Assuming you have all your samples set up and your DAW project ready to go, it’s now time to start finalizing your track. The first thing you’ll want to do is add a little bit of reverb to your drums. This will help them sound less dry and give them more body. Next, add a low-pass filter to your bassline. This will make it sound smoother and help it sit better in the mix. Finally, add a bit of delay to your lead synth line. This will add some depth and dimension to the sound.

Exporting your track

You’ve spent hours meticulously crafting the perfect 16-bit soundscape, and now it’s time to share your creation with the world. But how do you go about exporting your track so that others can enjoy it?
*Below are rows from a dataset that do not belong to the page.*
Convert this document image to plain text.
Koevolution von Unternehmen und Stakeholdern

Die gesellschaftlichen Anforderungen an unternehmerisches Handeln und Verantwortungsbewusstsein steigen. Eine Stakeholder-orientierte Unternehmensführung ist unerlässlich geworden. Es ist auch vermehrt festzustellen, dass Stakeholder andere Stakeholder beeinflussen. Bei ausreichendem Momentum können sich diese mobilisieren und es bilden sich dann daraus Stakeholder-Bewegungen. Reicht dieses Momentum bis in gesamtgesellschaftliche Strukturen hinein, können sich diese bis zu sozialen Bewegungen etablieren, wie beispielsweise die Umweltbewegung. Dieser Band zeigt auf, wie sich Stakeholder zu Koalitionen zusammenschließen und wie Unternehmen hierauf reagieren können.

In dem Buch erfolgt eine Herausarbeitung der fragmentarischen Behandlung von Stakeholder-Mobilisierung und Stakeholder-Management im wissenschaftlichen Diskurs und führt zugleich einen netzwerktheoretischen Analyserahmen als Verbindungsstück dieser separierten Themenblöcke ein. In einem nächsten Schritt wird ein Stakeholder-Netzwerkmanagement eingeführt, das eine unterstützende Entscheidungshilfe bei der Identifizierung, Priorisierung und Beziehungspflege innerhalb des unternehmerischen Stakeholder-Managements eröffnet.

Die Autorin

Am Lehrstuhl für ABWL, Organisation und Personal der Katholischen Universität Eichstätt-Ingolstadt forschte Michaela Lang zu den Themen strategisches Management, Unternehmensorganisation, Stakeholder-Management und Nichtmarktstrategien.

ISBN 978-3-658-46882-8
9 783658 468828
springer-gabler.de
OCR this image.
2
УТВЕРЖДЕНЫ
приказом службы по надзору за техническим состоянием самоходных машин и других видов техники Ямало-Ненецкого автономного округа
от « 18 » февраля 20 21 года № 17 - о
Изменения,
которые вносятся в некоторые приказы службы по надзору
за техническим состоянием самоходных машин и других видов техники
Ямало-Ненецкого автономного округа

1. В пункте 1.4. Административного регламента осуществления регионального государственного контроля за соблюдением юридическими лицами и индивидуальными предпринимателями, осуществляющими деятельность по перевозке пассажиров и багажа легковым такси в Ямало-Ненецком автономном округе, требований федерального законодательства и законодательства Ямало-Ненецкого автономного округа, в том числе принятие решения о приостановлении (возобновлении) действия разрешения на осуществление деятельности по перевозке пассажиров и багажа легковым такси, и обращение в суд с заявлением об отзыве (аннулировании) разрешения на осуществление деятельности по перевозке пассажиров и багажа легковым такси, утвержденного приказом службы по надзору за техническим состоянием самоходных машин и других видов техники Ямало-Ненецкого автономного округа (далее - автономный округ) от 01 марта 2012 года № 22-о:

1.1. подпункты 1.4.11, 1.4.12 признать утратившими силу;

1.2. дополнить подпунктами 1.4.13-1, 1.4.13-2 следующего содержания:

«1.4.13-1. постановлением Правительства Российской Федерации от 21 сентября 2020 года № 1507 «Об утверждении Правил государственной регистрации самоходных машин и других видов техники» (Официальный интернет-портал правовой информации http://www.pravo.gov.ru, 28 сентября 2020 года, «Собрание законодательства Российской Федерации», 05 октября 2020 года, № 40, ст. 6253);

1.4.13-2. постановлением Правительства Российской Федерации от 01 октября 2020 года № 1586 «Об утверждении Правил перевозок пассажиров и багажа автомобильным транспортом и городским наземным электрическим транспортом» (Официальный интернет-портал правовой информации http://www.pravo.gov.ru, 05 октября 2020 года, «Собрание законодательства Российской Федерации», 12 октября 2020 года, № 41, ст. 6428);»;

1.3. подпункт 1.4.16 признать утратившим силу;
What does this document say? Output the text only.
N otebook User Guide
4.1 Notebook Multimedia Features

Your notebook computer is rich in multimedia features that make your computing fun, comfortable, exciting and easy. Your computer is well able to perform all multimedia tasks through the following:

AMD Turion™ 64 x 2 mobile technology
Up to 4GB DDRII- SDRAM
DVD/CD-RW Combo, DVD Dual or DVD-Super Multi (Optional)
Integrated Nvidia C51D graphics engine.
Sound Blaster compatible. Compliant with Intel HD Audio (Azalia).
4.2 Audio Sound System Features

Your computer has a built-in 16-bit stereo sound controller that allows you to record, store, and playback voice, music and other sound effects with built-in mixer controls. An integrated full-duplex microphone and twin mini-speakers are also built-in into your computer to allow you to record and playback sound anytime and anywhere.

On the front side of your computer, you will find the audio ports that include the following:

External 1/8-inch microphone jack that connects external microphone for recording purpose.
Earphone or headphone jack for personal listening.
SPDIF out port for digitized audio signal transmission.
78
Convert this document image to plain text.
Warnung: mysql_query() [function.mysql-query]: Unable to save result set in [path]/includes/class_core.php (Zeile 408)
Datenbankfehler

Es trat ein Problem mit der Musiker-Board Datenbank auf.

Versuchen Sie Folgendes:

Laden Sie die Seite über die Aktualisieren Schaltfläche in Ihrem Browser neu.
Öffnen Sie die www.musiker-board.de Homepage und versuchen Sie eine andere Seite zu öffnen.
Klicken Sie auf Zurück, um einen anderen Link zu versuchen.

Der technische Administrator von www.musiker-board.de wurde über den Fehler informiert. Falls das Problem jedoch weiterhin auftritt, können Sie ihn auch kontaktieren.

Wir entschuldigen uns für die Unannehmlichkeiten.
The process is actually quite simple, and all you need is a computer with a sound card and an internet connection. Here’s a step-by-step guide to exporting your 16-bit music:

1. Open your audio editing software and locate the file you want to export.

2. Select the file format you want to use for the export. The most popular format for 16-bit music is MP3, but you can also use WAV or AIFF.

3. Choose a bitrate for the export. A higher bitrate will result in better audio quality, but also a larger file size. 128 kbps is a good starting point for MP3 exports.

4. Click on the “Export” button and save the file to your computer.

5. That’s it! Your 16-bit music track is now ready to be shared with the world.


Now that you know the basics of how to make 16-bit music, it’s time to get creative and see what you can come up with on your own. If you need some inspiration, check out some of the classic 16-bit soundtracks for games like Super Mario World, Sonic the Hedgehog, and Street Fighter II. With a little practice, you’ll be able to create catchy tunes that will transport listeners back to the golden age of video gaming.